Three subregions of the amygdala receive monosynaptic projections from the olfactory bulb, making them part of the primary olfactory cortex. These primary olfactory areas are located at the anterior-medial aspect of the amygdala and include the medial amygdala (MeA), cortical amygdala (CoA), and the periamygdaloid complex (PAC). The vast majority of research on the amygdala has focused on the larger basolateral and basomedial subregions, which are known to be involved in implicit learning, threat responses, and emotion. Fewer studies have focused on the MeA, CoA, and PAC, with most conducted in rodents. Therefore, our understanding of the functions of these amygdala subregions is limited, particularly in humans.

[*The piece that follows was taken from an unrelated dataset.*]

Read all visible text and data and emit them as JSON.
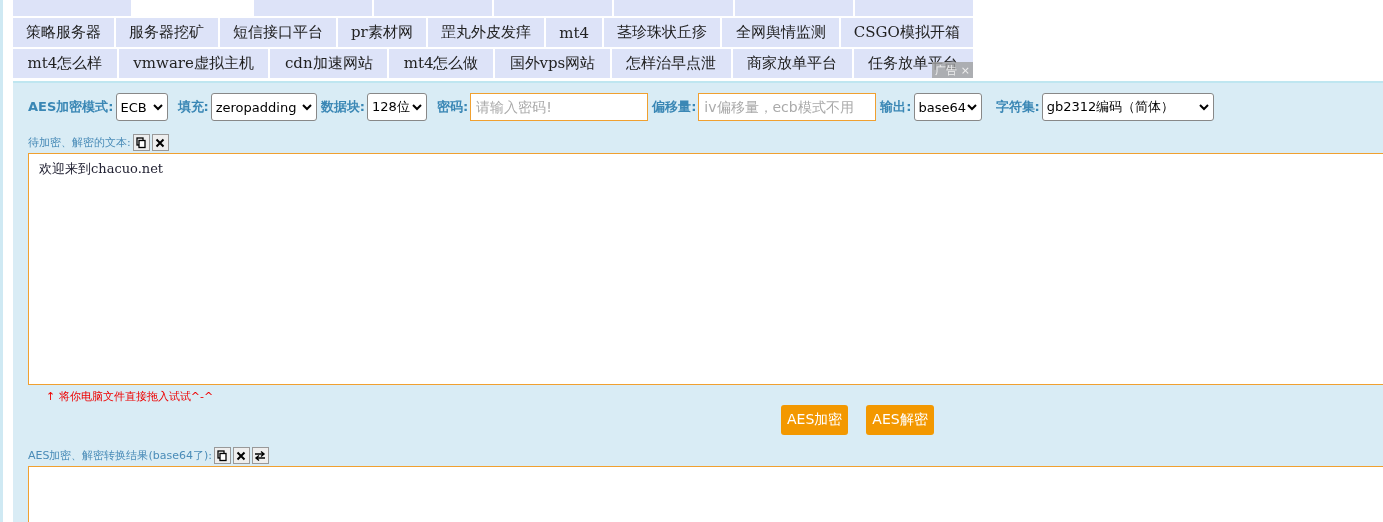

Here, we first conducted a review of existing literature on the MeA, CoA, and PAC. We then used resting-state fMRI and unbiased k-means clustering techniques to show that the anatomical boundaries of human MeA, CoA, and PAC accurately parcellate based on their whole-brain resting connectivity patterns alone, suggesting that their functional networks are distinct, relative both to each other and to the amygdala subregions that do not receive input from the olfactory bulb. Finally, considering that distinct functional networks are suggestive of distinct functions, we examined the whole-brain resting network of each subregion and speculated on potential roles that each region may play in olfactory processing. Based on these analyses, we speculate that the MeA could potentially be involved in the generation of rapid motor responses to olfactory stimuli (including fight/flight), particularly in approach/avoid contexts. The CoA could potentially be involved in olfactory-related reward processing, including learning and memory of approach/avoid responses. The PAC could potentially be involved in the multisensory integration of olfactory information with other sensory systems. These speculations can be used to form the basis of future studies aimed at clarifying the olfactory functions of these under-studied primary olfactory areas.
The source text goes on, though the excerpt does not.